Aku berpikir sejenak sembari menatap langit-langit. “Yaa, kan masih ada lebihan tanah di sepanjang belakang gedung ini atau gedung santriwati. Bisa aja kalau bikin rumah kecil dengan dua atau tiga kamar. Kan palingan buat tidur aja,” jawabku.

“Bagus juga sih kedengerannya. Coba nanti gue bantuin ngomong juga ke bokap lo biar beliau bisa ada sudut pandang beda dan pertimbangin usul lo secara matang,” ujar Wildan membuatku merasa lega sekaligus terdukung.

“Mudah-mudahan bokap bisa ngerti dan berpikiran terbuka soal ide gue. Semoga Allah mudahkan dan lancarkan jalan rejekinya pesantren ini,” ucapku yang langsung diaminkan Wildan dengan semangat.

“Bentar lagi jam malem, nih,” ujar Wildan sembari melirik jam dinding. “Berarti gue nanti tidurnya di gedung santri yang di sana?” tanyanya dengan telunjuk menuding ke arah gedung santri di luar.

“Iya. Nanti palingan Ustadz Syarif jemput lo dulu ke sini. Biar lo nggak nyasar,” ujarku.

“Yaelah. Dari sini ke sana aja masih keliatan mata. Kali dah bisa nyasar,” balas Wildan.

“Eh, gue bilangin sama lo. Malem-malem jangan keluyuran keluar. Nanti takut dicontoh sama para santri. Takut lo gak tau jalan pulang juga kalo keluar area pesantren, soalnya lo kan baru sampe di sini,” tuturku mengingatkan Wildan. “Udah gitu, jangan buka jendela malem-malem,” sambungku mengingat kejadian saat malam pertama di sini seraya bergidik samar.

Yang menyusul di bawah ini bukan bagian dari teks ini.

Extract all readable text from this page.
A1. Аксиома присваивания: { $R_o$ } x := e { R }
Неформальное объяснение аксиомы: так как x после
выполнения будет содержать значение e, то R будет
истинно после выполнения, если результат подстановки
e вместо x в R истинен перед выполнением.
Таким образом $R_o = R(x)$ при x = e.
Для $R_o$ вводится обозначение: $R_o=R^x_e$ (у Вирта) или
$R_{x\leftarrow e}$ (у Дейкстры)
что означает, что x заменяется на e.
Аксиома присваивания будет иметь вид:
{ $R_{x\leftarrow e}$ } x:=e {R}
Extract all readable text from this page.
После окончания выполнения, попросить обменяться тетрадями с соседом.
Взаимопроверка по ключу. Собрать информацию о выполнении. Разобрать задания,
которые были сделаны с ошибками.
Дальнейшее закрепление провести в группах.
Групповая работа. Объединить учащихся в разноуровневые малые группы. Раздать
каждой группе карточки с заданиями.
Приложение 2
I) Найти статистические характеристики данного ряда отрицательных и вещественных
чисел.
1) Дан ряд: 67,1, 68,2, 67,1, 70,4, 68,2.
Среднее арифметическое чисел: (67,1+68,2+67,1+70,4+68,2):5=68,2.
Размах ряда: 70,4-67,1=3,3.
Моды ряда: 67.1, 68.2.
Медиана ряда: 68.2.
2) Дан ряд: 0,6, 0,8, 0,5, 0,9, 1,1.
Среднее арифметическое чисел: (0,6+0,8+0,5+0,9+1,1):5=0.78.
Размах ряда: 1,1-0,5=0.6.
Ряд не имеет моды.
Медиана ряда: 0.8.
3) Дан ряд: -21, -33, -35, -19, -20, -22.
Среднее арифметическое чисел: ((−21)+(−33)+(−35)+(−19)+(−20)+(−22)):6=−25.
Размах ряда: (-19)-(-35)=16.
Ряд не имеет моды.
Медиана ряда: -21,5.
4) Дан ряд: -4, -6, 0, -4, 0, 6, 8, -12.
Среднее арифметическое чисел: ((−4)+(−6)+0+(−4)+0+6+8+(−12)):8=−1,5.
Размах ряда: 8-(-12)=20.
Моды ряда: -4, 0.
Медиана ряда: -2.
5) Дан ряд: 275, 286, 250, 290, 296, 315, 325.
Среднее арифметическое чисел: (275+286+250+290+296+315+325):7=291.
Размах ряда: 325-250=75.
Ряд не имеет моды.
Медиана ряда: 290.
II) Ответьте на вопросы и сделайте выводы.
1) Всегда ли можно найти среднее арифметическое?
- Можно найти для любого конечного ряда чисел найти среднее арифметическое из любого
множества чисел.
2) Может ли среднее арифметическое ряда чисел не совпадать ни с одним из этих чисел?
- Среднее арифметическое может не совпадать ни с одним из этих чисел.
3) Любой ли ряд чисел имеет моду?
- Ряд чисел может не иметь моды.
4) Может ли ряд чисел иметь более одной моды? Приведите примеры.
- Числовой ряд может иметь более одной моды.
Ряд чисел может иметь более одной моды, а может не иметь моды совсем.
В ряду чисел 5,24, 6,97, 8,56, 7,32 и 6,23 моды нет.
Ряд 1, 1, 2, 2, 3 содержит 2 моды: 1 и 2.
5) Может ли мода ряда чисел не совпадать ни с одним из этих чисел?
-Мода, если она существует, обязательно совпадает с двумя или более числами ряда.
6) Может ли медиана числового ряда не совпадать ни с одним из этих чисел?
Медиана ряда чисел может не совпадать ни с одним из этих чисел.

“Emang kenapa nggak boleh buka jendela?” tanya Wildan penasaran. Tapi dari suara dan sorot matanya, sepertinya ia malah merasa tertantang untuk membuka jendela.

Aku mendengus keras-keras. “Di sini kan banyak pohon, kebon gitu. Takutnya ada uler atau binatang apa gitu masuk ke kamar lo. Terus anginnya juga dingin. Kalo lo masuk angin atau malah sakit, gimana coba,” jawabku berusaha terdengar logis.

“Oh, seperti itu. Siap, Bu Bos!” tukasnya seraya kembali berlagak memberi hormat padaku.